- Outfielder
- Born: May 13, 1901 Coatesville, Pennsylvania
- Died: November 3, 1956 (aged 55) Baltimore, Maryland
- Batted: LeftThrew: Left

MLB debut
- September 26, 1923, for the Philadelphia Athletics

Last MLB appearance
- August 20, 1932, for the Philadelphia Athletics

MLB statistics
- Batting average: .200
- Home runs: 0
- Runs Batted In: 1
- Stats at Baseball Reference

Teams
- Philadelphia Athletics (1923, 1932);

= John Jones (baseball) =

American baseball player (1901-1956)

John William Jones, nicknamed "Skins" (May 13, 1901 - November 3, 1956), was a Major League Baseball outfielder.

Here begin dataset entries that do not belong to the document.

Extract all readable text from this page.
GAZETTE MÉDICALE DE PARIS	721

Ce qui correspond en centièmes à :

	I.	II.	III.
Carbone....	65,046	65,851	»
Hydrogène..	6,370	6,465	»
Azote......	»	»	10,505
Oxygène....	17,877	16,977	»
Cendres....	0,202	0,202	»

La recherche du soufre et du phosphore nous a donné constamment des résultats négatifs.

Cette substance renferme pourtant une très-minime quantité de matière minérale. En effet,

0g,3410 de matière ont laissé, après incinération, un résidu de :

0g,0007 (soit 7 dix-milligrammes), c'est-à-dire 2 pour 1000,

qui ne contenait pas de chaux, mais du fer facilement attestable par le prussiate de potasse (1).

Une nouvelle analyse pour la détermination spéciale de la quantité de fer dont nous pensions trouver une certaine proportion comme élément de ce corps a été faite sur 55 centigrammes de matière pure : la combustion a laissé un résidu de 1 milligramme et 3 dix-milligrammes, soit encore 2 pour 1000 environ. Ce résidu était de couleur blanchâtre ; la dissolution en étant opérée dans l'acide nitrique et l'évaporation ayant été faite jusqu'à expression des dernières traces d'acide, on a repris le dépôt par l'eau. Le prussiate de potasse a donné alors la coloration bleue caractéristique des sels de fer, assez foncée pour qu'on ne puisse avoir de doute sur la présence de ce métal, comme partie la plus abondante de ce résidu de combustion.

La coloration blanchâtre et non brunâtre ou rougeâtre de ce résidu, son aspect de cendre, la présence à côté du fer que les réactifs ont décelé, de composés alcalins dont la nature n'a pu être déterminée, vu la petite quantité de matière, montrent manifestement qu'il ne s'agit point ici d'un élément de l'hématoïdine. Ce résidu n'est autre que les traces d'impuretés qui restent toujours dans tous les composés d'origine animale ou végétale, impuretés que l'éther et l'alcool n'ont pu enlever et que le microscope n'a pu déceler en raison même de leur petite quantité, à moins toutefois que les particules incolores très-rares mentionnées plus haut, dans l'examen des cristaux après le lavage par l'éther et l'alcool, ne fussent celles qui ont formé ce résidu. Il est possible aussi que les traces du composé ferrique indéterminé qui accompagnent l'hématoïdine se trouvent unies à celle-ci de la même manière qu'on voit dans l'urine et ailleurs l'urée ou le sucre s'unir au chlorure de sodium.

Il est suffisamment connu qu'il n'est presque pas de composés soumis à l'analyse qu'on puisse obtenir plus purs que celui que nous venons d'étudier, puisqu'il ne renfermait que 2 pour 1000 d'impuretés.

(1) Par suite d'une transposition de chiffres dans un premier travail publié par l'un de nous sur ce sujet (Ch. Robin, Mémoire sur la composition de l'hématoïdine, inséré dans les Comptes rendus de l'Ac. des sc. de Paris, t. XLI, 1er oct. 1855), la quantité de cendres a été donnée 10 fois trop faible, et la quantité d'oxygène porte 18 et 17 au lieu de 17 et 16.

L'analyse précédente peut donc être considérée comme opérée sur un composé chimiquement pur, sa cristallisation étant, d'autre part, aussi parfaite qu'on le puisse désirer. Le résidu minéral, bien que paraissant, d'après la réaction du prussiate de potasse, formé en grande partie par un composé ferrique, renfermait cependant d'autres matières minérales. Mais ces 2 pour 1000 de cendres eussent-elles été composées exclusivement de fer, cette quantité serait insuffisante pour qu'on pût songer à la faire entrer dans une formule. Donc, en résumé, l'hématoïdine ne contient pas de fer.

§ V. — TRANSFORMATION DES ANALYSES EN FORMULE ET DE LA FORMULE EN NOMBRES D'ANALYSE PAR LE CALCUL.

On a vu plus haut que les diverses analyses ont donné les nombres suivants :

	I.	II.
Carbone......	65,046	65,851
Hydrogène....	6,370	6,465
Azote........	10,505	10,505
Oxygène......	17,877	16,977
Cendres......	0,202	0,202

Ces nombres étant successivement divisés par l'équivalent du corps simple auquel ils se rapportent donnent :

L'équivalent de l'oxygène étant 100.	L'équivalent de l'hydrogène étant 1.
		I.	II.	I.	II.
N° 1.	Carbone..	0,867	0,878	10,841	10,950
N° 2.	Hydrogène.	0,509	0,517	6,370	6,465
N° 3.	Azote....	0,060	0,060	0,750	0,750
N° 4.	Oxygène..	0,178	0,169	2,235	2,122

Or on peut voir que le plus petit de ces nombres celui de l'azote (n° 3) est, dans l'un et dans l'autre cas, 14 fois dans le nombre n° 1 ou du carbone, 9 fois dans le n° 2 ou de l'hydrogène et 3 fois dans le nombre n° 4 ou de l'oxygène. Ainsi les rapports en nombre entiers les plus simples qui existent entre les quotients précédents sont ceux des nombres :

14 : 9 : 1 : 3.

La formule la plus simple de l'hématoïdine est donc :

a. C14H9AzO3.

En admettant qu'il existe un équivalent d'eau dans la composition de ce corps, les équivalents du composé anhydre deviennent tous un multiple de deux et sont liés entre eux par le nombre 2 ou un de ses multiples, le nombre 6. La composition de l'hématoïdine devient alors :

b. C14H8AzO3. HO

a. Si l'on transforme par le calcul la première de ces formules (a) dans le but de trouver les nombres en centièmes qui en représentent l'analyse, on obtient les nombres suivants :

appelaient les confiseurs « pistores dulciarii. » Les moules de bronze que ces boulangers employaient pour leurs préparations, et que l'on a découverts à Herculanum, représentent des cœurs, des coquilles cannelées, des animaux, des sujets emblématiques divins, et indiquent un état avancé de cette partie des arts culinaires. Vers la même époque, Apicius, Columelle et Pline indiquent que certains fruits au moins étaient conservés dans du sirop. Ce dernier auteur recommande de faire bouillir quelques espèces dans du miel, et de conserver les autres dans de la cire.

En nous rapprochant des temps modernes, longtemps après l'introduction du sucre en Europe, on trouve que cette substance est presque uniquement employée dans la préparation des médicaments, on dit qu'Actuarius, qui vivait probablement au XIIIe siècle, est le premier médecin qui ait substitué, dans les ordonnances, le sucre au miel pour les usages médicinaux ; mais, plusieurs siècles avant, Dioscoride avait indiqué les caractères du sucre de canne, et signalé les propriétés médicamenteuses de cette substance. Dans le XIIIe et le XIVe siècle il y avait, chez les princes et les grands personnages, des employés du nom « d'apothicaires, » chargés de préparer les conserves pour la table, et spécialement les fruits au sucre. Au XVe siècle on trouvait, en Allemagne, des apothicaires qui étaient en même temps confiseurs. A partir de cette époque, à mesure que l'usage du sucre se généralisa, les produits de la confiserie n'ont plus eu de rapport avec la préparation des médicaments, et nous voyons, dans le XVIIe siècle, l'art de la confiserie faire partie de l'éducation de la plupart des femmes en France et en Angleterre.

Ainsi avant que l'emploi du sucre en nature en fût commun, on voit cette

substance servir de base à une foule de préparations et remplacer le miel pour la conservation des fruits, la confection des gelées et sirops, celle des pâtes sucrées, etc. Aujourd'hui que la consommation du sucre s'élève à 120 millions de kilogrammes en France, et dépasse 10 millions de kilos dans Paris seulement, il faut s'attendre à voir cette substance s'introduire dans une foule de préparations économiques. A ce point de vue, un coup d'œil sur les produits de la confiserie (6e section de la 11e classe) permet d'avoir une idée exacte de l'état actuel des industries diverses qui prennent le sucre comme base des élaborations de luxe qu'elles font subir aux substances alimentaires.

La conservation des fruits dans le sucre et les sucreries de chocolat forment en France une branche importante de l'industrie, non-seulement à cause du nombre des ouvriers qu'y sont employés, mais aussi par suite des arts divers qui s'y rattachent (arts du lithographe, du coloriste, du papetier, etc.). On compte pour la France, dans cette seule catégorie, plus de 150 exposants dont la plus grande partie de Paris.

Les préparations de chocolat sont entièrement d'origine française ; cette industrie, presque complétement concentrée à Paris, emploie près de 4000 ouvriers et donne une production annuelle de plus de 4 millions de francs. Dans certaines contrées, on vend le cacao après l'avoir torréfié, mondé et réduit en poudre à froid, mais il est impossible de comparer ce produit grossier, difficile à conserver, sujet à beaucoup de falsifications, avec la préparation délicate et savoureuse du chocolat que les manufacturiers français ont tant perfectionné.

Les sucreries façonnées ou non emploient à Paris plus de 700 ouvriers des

He was born in Coatesville, Pennsylvania, USA and attended Penn State University. He died at the age of 55 in Baltimore, Maryland, and was buried in Fairview Cemetery in Coatesville.

As a baseball player, Jones was 5'11" and 185 pounds. He threw and batted left-handed. He made his big league debut on September 26, 1923 at the age of 22 with the Philadelphia Athletics. He played in only that game in 1923, going 1 for 4 with a RBI and a strikeout. Jones would have to wait about nine years before he got to play in the Majors again-the next time he saw Major League action was in 1932 at the age of 31. That season, he collected one hit in six at-bats (over four games) and he struck out three times. Overall, Jones hit .200 in 10 career at-bats.

Jones played his final Major League game on August 20, 1932.